The objective first forms a real, enlarged, inverted intermediate image of the small object. The eyepiece then acts like a magnifier for that intermediate image, producing a much larger apparent angular size for the observer.
Because of this two-stage process, microscope magnification is naturally written as a product.
In the standard introductory approximation, the objective magnification is
\[
m_o = \frac{L}{f_o},
\]
where \(L\) is the tube length and \(f_o\) is the focal length of the objective.
This formula comes from the fact that the objective works with the object placed very near its focal point, so it forms an enlarged real image far down the tube.
A shorter objective focal length gives a stronger enlargement.
The eyepiece contributes angular magnification, not ordinary linear magnification. If the final image is adjusted for a relaxed eye, so that it is effectively at infinity, then the eyepiece magnification is
\[
m_{e,\infty}=\frac{25}{f_e},
\]
where \(25\ \text{cm}\) is the conventional near-point distance and \(f_e\) is the eyepiece focal length in centimeters.

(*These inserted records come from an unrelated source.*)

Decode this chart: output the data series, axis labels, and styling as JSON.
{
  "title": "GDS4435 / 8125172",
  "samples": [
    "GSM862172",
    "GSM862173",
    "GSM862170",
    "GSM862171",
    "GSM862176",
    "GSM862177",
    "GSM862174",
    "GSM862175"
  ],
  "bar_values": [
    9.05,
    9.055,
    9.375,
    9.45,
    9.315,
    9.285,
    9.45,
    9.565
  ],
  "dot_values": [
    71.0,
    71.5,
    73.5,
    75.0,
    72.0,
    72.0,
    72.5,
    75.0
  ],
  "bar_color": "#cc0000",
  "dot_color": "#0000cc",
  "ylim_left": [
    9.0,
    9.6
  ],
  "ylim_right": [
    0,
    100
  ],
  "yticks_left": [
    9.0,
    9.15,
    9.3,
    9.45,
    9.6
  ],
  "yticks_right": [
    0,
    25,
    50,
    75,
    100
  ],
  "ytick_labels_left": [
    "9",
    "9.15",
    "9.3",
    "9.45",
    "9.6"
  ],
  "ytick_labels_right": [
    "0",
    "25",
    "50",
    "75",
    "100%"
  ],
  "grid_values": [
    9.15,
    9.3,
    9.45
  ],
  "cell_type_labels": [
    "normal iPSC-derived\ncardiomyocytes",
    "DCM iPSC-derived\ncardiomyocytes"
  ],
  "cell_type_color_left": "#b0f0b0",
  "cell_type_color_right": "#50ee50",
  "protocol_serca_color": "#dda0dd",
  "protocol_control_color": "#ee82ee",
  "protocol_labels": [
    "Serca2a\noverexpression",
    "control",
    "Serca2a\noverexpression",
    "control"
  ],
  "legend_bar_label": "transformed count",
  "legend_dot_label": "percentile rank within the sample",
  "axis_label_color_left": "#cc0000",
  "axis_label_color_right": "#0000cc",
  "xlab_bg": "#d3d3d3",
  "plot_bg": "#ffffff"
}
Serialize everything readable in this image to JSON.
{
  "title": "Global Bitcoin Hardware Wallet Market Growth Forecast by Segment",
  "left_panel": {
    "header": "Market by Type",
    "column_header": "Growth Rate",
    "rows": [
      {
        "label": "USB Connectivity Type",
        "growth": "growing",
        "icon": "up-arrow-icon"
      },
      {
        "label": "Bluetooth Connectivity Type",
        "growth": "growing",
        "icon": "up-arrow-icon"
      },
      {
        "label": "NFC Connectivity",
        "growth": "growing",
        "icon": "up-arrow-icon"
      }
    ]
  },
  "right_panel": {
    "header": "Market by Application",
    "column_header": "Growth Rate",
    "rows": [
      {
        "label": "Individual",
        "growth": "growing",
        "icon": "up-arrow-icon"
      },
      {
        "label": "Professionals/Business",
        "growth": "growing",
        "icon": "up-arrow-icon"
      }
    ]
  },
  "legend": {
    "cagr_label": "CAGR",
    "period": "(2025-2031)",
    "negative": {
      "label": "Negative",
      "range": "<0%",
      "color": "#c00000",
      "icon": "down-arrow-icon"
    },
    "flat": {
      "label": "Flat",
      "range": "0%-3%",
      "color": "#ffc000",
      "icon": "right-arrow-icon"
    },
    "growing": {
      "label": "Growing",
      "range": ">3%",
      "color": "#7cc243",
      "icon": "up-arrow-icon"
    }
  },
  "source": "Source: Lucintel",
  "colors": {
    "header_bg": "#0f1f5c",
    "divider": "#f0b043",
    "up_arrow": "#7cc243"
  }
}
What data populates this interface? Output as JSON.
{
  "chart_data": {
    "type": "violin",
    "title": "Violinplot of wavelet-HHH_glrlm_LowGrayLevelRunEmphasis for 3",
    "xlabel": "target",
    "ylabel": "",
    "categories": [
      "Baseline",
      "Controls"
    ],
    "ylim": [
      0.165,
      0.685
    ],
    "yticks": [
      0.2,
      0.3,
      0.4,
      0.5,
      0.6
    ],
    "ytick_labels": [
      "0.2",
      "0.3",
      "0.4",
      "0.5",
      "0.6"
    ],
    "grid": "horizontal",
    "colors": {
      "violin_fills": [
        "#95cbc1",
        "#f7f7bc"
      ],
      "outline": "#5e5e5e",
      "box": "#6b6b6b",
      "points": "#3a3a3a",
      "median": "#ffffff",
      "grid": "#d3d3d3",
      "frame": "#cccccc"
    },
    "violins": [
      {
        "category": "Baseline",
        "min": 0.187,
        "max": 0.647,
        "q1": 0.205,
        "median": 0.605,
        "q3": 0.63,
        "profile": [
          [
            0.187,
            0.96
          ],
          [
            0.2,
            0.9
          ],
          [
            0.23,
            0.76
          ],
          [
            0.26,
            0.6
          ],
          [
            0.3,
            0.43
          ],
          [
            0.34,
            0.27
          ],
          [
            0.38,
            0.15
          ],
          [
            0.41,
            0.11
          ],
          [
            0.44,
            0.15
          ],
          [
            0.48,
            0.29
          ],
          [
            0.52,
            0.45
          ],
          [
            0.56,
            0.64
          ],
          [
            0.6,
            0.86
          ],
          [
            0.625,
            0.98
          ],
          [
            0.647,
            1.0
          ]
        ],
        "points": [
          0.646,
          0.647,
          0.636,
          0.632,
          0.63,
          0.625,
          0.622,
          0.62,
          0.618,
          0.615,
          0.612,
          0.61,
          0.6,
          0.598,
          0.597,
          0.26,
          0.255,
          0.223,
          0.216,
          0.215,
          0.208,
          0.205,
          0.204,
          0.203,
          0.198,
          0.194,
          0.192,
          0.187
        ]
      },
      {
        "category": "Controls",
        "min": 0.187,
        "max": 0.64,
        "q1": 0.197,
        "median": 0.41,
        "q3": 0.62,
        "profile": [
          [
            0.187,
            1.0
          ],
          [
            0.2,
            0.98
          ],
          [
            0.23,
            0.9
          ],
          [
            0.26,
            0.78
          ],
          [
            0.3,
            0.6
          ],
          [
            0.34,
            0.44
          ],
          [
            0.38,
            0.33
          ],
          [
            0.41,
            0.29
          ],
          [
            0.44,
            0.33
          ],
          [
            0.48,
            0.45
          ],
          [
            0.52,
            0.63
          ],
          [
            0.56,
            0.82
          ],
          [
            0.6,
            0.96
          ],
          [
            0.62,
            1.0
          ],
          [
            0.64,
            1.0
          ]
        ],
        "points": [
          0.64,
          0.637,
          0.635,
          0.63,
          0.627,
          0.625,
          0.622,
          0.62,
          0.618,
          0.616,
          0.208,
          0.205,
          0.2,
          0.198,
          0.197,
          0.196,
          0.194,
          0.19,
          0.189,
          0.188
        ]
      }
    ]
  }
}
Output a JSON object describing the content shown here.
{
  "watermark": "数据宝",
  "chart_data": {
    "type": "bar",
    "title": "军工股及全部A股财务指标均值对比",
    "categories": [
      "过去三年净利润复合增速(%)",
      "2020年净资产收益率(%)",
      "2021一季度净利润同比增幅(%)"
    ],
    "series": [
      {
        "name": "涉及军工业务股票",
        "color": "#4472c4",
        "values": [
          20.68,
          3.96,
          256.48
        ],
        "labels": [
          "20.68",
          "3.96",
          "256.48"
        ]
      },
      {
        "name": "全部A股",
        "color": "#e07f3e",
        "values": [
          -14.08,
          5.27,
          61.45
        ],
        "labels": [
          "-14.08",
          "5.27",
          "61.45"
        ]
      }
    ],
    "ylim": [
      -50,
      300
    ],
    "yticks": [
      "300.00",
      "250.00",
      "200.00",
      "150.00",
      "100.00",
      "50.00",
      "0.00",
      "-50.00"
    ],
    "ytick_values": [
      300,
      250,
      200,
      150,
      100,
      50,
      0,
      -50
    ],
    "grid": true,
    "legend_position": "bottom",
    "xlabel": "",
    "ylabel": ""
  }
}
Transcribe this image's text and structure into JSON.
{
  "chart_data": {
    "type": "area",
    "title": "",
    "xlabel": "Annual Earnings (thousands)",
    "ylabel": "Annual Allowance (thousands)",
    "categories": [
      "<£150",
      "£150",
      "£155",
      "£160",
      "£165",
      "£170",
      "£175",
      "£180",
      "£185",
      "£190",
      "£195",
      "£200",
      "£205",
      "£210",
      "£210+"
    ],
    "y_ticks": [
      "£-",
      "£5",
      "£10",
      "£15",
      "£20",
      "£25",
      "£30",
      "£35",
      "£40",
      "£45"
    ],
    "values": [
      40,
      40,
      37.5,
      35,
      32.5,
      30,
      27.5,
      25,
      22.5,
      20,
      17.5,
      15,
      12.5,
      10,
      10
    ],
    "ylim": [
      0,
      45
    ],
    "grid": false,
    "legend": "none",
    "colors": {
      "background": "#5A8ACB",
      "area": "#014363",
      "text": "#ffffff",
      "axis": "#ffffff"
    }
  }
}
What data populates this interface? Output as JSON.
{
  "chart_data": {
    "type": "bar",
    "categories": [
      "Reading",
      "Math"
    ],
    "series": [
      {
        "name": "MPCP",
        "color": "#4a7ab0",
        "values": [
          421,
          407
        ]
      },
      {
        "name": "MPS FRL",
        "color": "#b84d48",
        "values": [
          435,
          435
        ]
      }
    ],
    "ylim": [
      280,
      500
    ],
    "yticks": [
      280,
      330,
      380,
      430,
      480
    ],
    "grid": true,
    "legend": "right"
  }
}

If instead the final image is adjusted to appear at the near point itself, the alternative formula is
\[
m_{e,25}=1+\frac{25}{f_e}.
\]
Since the microscope has both an objective stage and an eyepiece stage, the total magnification is the product
\[
m = m_o m_e.
\]
For the sample values \(f_o=0.5\ \text{cm}\), \(f_e=2\ \text{cm}\), and \(L=16\ \text{cm}\), the objective magnification is
\[
m_o=\frac{16}{0.5}=32.
\]
In relaxed-eye mode the eyepiece magnification is
\[
m_{e,\infty}=\frac{25}{2}=12.5,
\]
so the total magnification is
\[
m = 32 \times 12.5 = 400.
\]
This means the microscope gives a \(400\times\) magnification in the standard school approximation.
The final image of a compound microscope is typically inverted relative to the original object.
That happens because the objective already forms a real inverted intermediate image, and the eyepiece magnifies that image without restoring the original orientation.
In the sign language of magnification, the total signed magnification is therefore negative, even though the quoted microscope power is usually given as a positive magnitude such as \(400\times\).
The ray diagram reflects this two-stage story. First, the objective creates a real intermediate image inside the tube. Then the eyepiece uses that intermediate image as its object.
In relaxed-eye mode, the intermediate image lies essentially at the front focal plane of the eyepiece, so the outgoing rays leave the eyepiece parallel and the final image is treated as being at infinity.
In near-point mode, the intermediate image sits slightly inside the focal plane of the eyepiece, making the outgoing rays diverge so that their backward extensions meet at a virtual image about \(25\ \text{cm}\) away.
This calculator includes both eyepiece formulas because many textbooks switch between them. The relaxed-eye formula is usually simpler and is very common in school-level work, while the near-point version is often used when discussing maximum angular enlargement.
At higher levels, real microscope performance depends on much more than this simple product. Important advanced ideas include numerical aperture, diffraction-limited resolution, working distance, field of view, and aberration correction.
Even so, the basic product formula remains a useful starting point:
\[
m = \left(\frac{L}{f_o}\right)\left(\frac{25}{f_e}\right)
\]
or, in near-point mode,
\[
m = \left(\frac{L}{f_o}\right)\left(1+\frac{25}{f_e}\right).
\]
So the central lesson is simple: the objective does the first enlargement inside the tube, the eyepiece does the angular enlargement for the eye, and together they produce the large total power associated with a compound microscope.